In our annual Gear Guide (page 23), Ted Johnson provides a selection of the best new offerings to put in your bag, and why advancements in technology—in both materials and in club fitting— have created more options for personalization than ever before.
With those options comes the potential for greater confusion, but putting yourself in our hands and those of a professional club fitter should bring you more clarity and, ultimately, a better golf experience.
I began having those experiences many years ago after getting an Edel putter, for which my friend Stan Sayers fit me during his days at Green Valley Ranch Golf Club. In German, edel means “noble,” and I wanted to give David Edel a Nobel Peace Prize for resolving the ongoing conflict between me and the flat stick. My McKenzie putter— named for the fly-fishing river in Edel’s native Oregon, not the legendary golf course architect Alister MacKenzie to whom he also has a tie—was money.

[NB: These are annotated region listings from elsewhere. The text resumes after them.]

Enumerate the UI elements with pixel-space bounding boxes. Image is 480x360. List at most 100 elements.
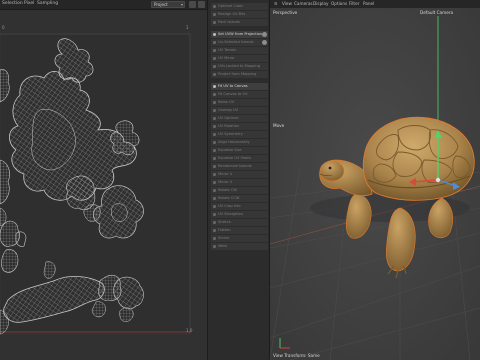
uv-command-label: Mirror U [218,172,233,176]
command-bullet-icon [213,73,216,76]
uv-command-item[interactable]: UV Mirror [211,55,268,62]
viewport-menu-cameras[interactable]: Cameras [294,1,313,6]
uv-command-label: UV Mirror [218,56,235,60]
command-bullet-icon [213,5,216,8]
uv-command-item[interactable]: Rotate CW [211,187,268,194]
viewport-menu-filter[interactable]: Filter [349,1,359,6]
uv-command-item[interactable]: UV Straighten [211,211,268,218]
status-label: View Transform: Same [273,353,320,358]
viewport-menu-display[interactable]: Display [313,1,328,6]
command-bullet-icon [213,41,216,44]
uv-command-item[interactable]: Equalize UV Shells [211,155,268,162]
command-bullet-icon [213,57,216,60]
command-bullet-icon [213,133,216,136]
uv-command-item[interactable]: Realign UV Bits [211,11,268,18]
options-gear-icon[interactable] [262,32,267,37]
command-bullet-icon [213,109,216,112]
uv-command-item[interactable]: Shrink [211,235,268,242]
uv-command-label: Weld [218,244,227,248]
uv-command-item[interactable]: Relax UV [211,99,268,106]
uv-command-item[interactable]: Fit Canvas to UV [211,91,268,98]
menu-pixel[interactable]: Pixel [24,1,34,6]
uv-command-item[interactable]: Flatten [211,227,268,234]
uv-command-item[interactable]: Mirror U [211,171,268,178]
uv-command-label: Pack Islands [218,20,240,24]
projection-dropdown[interactable]: Project ▾ [151,1,185,8]
app-window: Selection Pixel Sampling Project ▾ 0 1 1… [0,0,480,360]
viewport-scene [270,8,480,360]
3d-viewport[interactable]: ≡ View Cameras Display Options Filter Pa… [270,0,480,360]
viewport-menu-options[interactable]: Options [331,1,347,6]
uv-command-item[interactable]: UVs Locked to Mapping [211,63,268,70]
uv-canvas[interactable]: 0 1 1,0 [0,10,207,360]
uv-command-item[interactable]: Unwrap UV [211,107,268,114]
command-bullet-icon [213,21,216,24]
viewport-menubar: ≡ View Cameras Display Options Filter Pa… [270,0,480,8]
command-bullet-icon [213,173,216,176]
uv-command-label: Equalize Size [218,148,242,152]
uv-command-item[interactable]: Weld [211,243,268,250]
uv-command-item[interactable]: Stretch [211,219,268,226]
uv-command-item[interactable]: UV Crop Info [211,203,268,210]
command-bullet-icon [213,229,216,232]
command-bullet-icon [213,49,216,52]
viewport-menu-view[interactable]: View [282,1,292,6]
uv-command-label: UV Terrain [218,48,237,52]
command-bullet-icon [213,117,216,120]
command-bullet-icon [213,157,216,160]
uv-command-item[interactable]: Randomize Islands [211,163,268,170]
uv-command-item[interactable]: UV Terrain [211,47,268,54]
lock-icon[interactable] [189,1,196,8]
uv-command-item[interactable]: UV Optimal [211,115,268,122]
uv-command-item[interactable]: Un-Selected Islands [211,39,268,46]
uv-command-item[interactable]: Set UVW from Projection [211,31,268,38]
menu-sampling[interactable]: Sampling [37,1,58,6]
uv-command-label: Project from Mapping [218,72,257,76]
uv-editor-menubar: Selection Pixel Sampling Project ▾ [0,0,207,10]
uv-command-item[interactable]: Fit UV to Canvas [211,83,268,90]
uv-command-item[interactable]: UV Rotation [211,123,268,130]
command-bullet-icon [213,149,216,152]
menu-selection[interactable]: Selection [2,1,23,6]
uv-command-label: Equalize UV Shells [218,156,252,160]
uv-command-label: UV Straighten [218,212,244,216]
command-bullet-icon [213,197,216,200]
uv-command-label: Fit Canvas to UV [218,92,248,96]
uv-editor-panel: Selection Pixel Sampling Project ▾ 0 1 1… [0,0,207,360]
viewport-menu-panel[interactable]: Panel [363,1,374,6]
uv-coord-bottom-right: 1,0 [186,328,193,333]
projection-label: Perspective [273,10,298,15]
command-bullet-icon [213,221,216,224]
uv-command-item[interactable]: Equalize Size [211,147,268,154]
uv-coord-top-left: 0 [2,25,5,30]
uv-command-label: Optimal Cubic [218,4,244,8]
uv-command-label: Unwrap UV [218,108,239,112]
uv-command-item[interactable]: Align Horizontally [211,139,268,146]
command-bullet-icon [213,189,216,192]
camera-label[interactable]: Default Camera [420,10,453,15]
command-bullet-icon [213,237,216,240]
uv-command-item[interactable]: UV Symmetry [211,131,268,138]
uv-command-item[interactable]: Pack Islands [211,19,268,26]
uv-command-label: Randomize Islands [218,164,252,168]
uv-command-label: Relax UV [218,100,235,104]
uv-command-item[interactable]: Optimal Cubic [211,3,268,10]
command-bullet-icon [213,101,216,104]
uv-islands-drawing [0,10,207,360]
viewport-menu-icon[interactable]: ≡ [274,1,278,6]
uv-command-label: Rotate CW [218,188,237,192]
options-gear-icon[interactable] [262,40,267,45]
uv-command-item[interactable]: Project from Mapping [211,71,268,78]
uv-command-label: UV Rotation [218,124,240,128]
uv-command-item[interactable]: Mirror V [211,179,268,186]
command-bullet-icon [213,85,216,88]
command-bullet-icon [213,165,216,168]
command-bullet-icon [213,245,216,248]
uv-commands-panel: Optimal Cubic Realign UV Bits Pack Islands… [207,0,270,360]
uv-command-label: Un-Selected Islands [218,40,254,44]
uv-command-label: UV Symmetry [218,132,243,136]
command-bullet-icon [213,141,216,144]
uv-command-item[interactable]: Rotate CCW [211,195,268,202]
expand-icon[interactable] [198,1,205,8]
command-bullet-icon [213,213,216,216]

By 2020, the man who had built a cultlike following for his putters and also developed Bryson DeChambeau’s single-length irons had sold Edel Golf to CoorsTek VP Doug Coors, whom he’d come to know during a putter fitting. The company now operates out of a facility in Denver, and as Andy Bigford reports in “A Custom Fit” (page 37), golfers looking for a long-term solution to their short- game woes may well find it just north of I-70 on Colorado Boulevard.
The only club golfers use more than the putter is the one at which they’re a member. Even with the costs of initiations and dues escalating, many clubs report memberships are at capacity and wait lists to join get longer by the day. Starting on page 63, Clubbing Up, our annual Guide to Private Clubs, spotlights several stellar clubs that may just be the spot for you.

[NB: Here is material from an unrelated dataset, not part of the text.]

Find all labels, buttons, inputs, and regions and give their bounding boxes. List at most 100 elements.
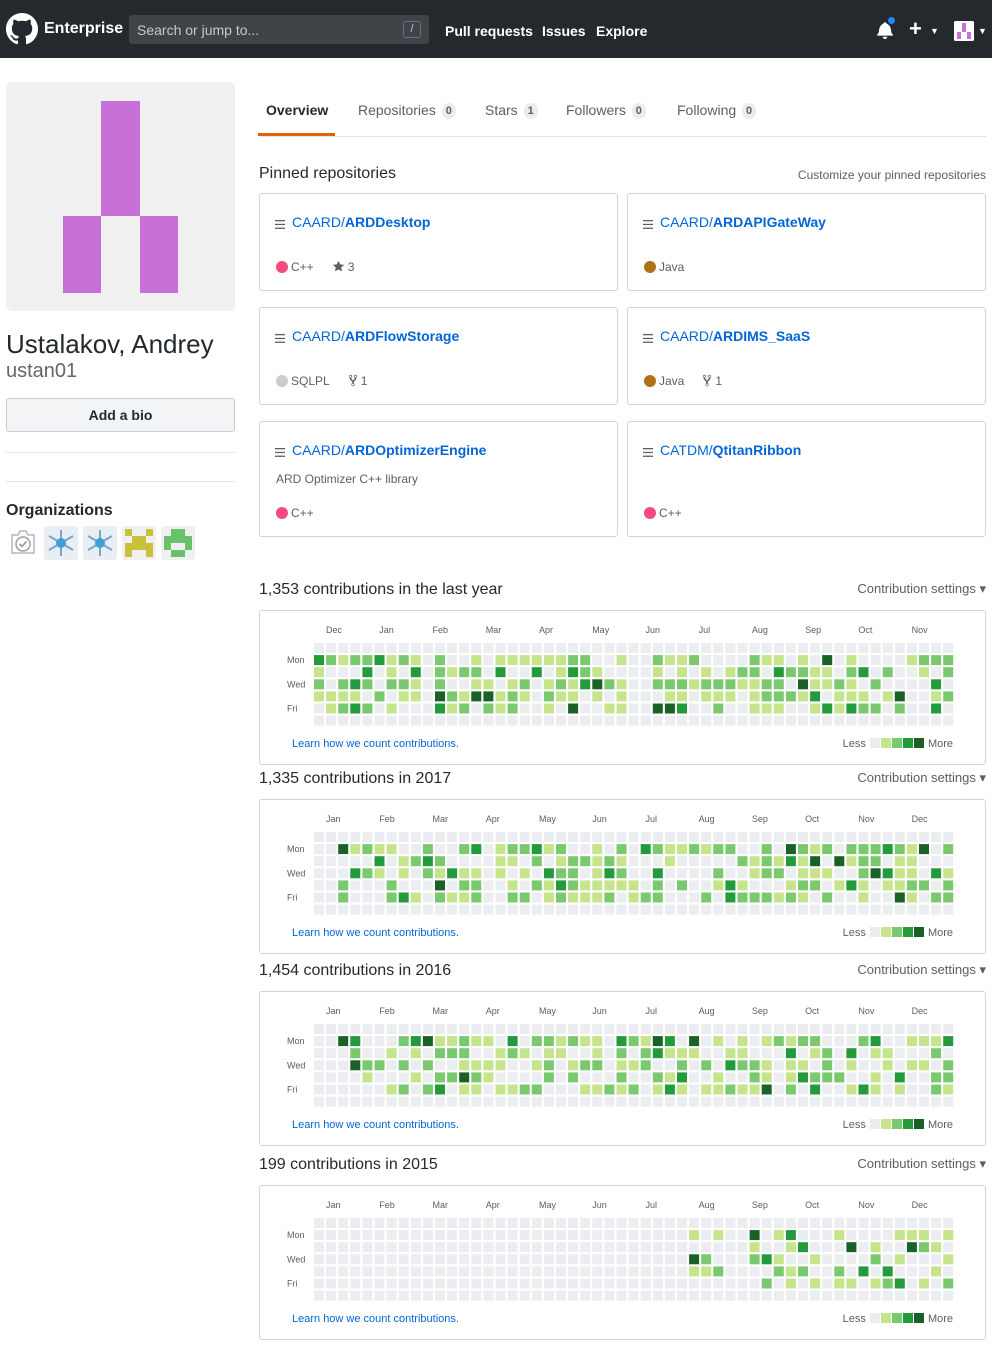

We’ve all heard a variation of the Groucho Marx line: “I would never join a club that would have someone like me as a member.” Even if you’re happily playing in the men’s or women’s club at your local public course, it never hurts to peruse the directory that begins on page 80. As always, we list information for every private club in Colorado, and the numbers this year are quite eye-opening and may tempt you to take the plunge.
In the meantime, whether getting fit for club or trying to fit in at one, remember the wisdom of another comedian, Mitch Hedberg: “I order the club sandwich all the time, and I’m not even a member.”
Milkshake Mulligan
An issue spotlighting clubs seems like the appropriate place to run a better photo of the famous Castle Pines Golf Club milkshake than the one that ran in last issue’s Fareways column.